Posted by Angie Balsley on 2/28/2020 7:00:00 AM

There is a great deal of pressure on special education teachers in case conferences. Teachers are attempting to thoroughly, yet succinctly, review 12 months of progress from an individualized plan and facilitate a collaborative effort to set challenging, yet appropriate, goals and services for the coming year. Teachers are also expected to answer questions about a wide-range of topics and respond to parent requests to meet unique student needs. Given the pressure on teachers in conferences and their intense focus on the complicated IEP process, it can be easy to misinterpret interactions and intentions of other case conference committee members, especially parents. When we misinterpret intentions, we can begin to become defensive and our team can start to head down a path of disconnect and discontentment. 

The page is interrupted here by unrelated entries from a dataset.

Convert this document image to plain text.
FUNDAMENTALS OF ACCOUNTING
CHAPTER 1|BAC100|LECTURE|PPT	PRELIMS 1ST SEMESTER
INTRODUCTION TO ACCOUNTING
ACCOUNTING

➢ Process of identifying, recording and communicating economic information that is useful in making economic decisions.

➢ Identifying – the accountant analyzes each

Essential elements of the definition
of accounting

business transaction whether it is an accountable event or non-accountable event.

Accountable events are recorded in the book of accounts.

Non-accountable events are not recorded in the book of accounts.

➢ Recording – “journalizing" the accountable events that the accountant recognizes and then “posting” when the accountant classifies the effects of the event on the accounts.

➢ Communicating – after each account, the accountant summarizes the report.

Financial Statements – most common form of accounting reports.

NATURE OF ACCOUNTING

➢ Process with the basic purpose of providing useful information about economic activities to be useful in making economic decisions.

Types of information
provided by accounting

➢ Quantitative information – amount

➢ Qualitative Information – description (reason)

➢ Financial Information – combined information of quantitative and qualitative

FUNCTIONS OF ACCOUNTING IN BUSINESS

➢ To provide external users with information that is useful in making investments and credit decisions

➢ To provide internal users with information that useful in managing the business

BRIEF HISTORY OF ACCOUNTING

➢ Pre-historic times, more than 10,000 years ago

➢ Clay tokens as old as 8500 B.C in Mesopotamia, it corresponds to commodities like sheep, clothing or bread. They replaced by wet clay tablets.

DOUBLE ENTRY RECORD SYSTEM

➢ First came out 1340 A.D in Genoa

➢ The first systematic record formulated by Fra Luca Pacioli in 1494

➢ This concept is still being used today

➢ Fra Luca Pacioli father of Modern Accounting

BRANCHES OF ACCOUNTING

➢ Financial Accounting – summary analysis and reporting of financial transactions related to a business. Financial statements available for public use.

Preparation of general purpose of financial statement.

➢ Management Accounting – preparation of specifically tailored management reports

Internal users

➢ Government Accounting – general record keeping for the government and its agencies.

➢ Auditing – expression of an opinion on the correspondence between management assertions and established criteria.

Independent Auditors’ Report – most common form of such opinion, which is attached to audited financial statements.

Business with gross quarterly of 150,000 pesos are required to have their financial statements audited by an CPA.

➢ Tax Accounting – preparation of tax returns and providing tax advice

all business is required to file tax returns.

One of the best ways to avoid misinterpretations and discontentment is to understand the paradigm of the others in the meeting. This can be achieved when the participants engage in shared empathy. Empathy is the ability to understand the feelings of another without experiencing those feelings as your own. Empathy allows one to demonstrate compassion without infringing on one’s own beliefs. It is the art of seeing the world as someone else sees it (Weaver & Knudtson presentation, 2017). Through empathy, the listener is less likely to take something done or said personally, or focus only on the negative instead of the positive in a conversation (Ciaramicoli, 2017). 

Theresa Wiseman defined four elements of empathy as
1) see their world,
2) appreciate them as human beings/no judgement,
3) understand feelings, and
4) communicate understanding.
See the article for a brief description of each of the four elements. 


In my last article entitled “Parents’ Emotions,” I described cyclical grief and the emotions that parents of children with disabilities may feel throughout their child’s life. When teachers pause to understand what parents can experience as they raise a child with disabilities, teachers can reframe their thinking with an empathetic lens.  In the same way, parents can also use an empathic lens to understand the perspective of the teacher. I urge all IEP team members to approach case conference meetings with a shared empathy as I truly believe that it will lead to collaborative outcomes for students.